Aldığı her nefeste, çektiği her acıya rağmen "İlyas" demektedir Asya, aldatılmışlığına, yalnız bırakılmışlığına ve duyulmayan nice çığlığına rağmen...

İlyas da aşıktır, köpek gibi... Dönüp dolaşıp bulduğu hep Asya'dır. Aldığı her nefes Asya'dır. Uykusundan uyandıran, daldığında sayıklatan, farkında olmasa da ayakta tutan hep Asya'dır. Ama Asya sorumluluktur, Asya ilmek ilmek işlenen hayattır, Asya her derdine ortak olan ama ihtiyacı olduğunda yanında olunması gerekendir. Asya, omuz verilmesi gereken, beklentisi olan, desteğe ve korunmaya ihtiyaç duyandır... Asya emektir... Asya eştir, adam dediğinin kadınıdır Asya. Çok güçlüdür ama kocasının yanındayken değil...
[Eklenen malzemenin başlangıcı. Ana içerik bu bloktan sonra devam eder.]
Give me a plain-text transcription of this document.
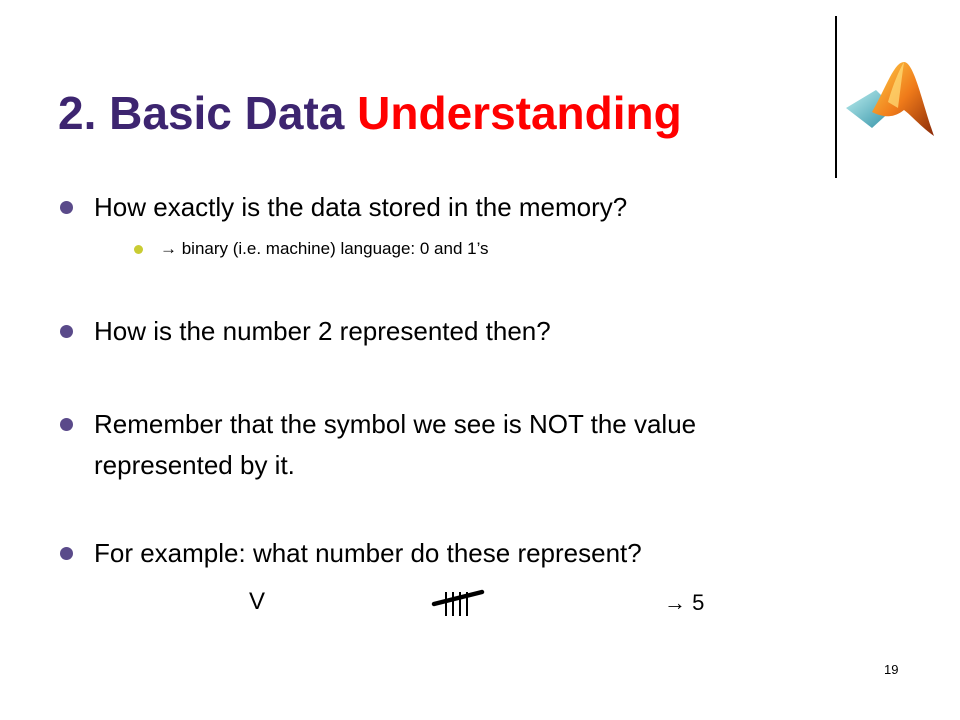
2. Basic Data Understanding
How exactly is the data stored in the memory?
→ binary (i.e. machine) language: 0 and 1’s
How is the number 2 represented then?
Remember that the symbol we see is NOT the value
represented by it.
For example: what number do these represent?
V	→ 5
19
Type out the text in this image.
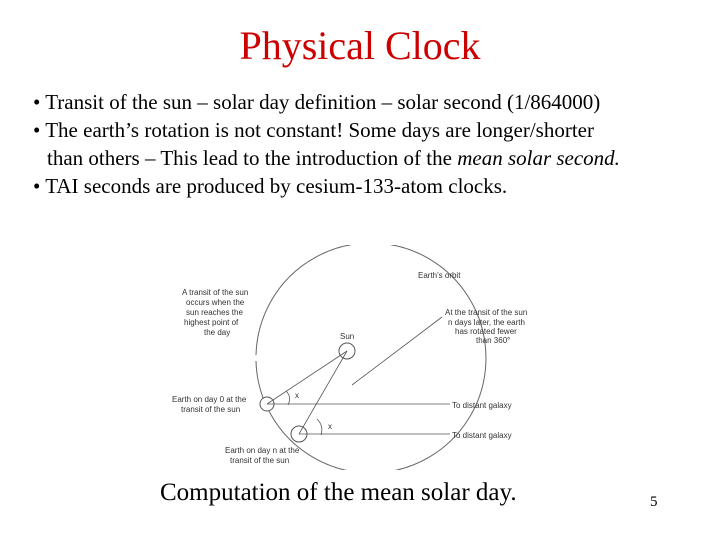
Physical Clock
• Transit of the sun – solar day definition – solar second (1/864000)
• The earth’s rotation is not constant! Some days are longer/shorter
than others – This lead to the introduction of the mean solar second.
• TAI seconds are produced by cesium-133-atom clocks.
Earth's orbit
Sun
x
x
A transit of the sun occurs when the sun reaches the highest point of the day
At the transit of the sun n days later, the earth has rotated fewer than 360°
Earth on day 0 at the transit of the sun
Earth on day n at the transit of the sun
To distant galaxy
To distant galaxy
Computation of the mean solar day.	5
Cemşit, sevgi dolu güvenilir adam. Karısını seven, çocuğuna rol model, dağ gibi bir baba. Babadır Cemşit, candır, güvendir. Ama hepsinden öte Cemşit saygı duyan, saygı verendir. Bu son sahnede aslında hep gözden kaçırdığımız bir şey var belki, Cemşit koşarak gelmiş ve "aldırma gönül"'e belli bir mesafede durmuştur. Durmuş; Asya, Samet ve İlyas üçgenine bakmaktadır. Bekler Cemşit. Sırasını bekler. Çünkü içinde erkek olma bilincini taşır. Çünkü verdiği emeği bilir. Çünkü sevgisini saygıyla yoğurmuş bir adamdır o, babadır. Çocuğuna verdiği sevgiyi bilir. Karısına verdiği güveni bildiği gibi. Asya ayaklanır, elinde oğlunun minik eli, yürür... Ona nefes aldıran aşkına ve onu ayakta tutan güvenli kocasına doğru...

O yürüyüşü çok kez izledim. O an vermiş olduğu karar Asya'yı hangi adama götürmekteydi hiç bilemedim. Belki de tüm sezgileriyle anlamaya çalışıyordu kadın duygularını.

Asya, onu beklemekte olan iki adama doğru yürürken, yine Cemşit öylece bekliyordu. Artistik bir hamleyle ardına bakmadan gitmiyordu, ben sana bunca emek verdim bana geleceksin diye bir halden ötekine bürünmüyordu, sessizliğini, vakurluğunu ve sevdiği kadını ve oğlunu kaybetme riskini göze alarak - yani aslında varını yoğunu, her şeyini kaybetme riskini göze alarak - kadınının seçimine saygı duyarcasına bekliyordu. Olduğu gibi. Ama dağ gibi de duruyordu, buradayım gel dercesine.

İlyas da bekliyordu. Ama ıslak bakışları ile hala aynı çocuklukta ve hala aynı avarelikte ki haliyle. Beni seçmeyeceksin de kimi seçeceksin, bunca yıl ayrı kaldığımız yetmedi mi, bize bunu niye yapıyorsun gibi, hayatı, geçen zamanı ve onları ayrı bıraktığı için kadını suçlayarak duruyordu.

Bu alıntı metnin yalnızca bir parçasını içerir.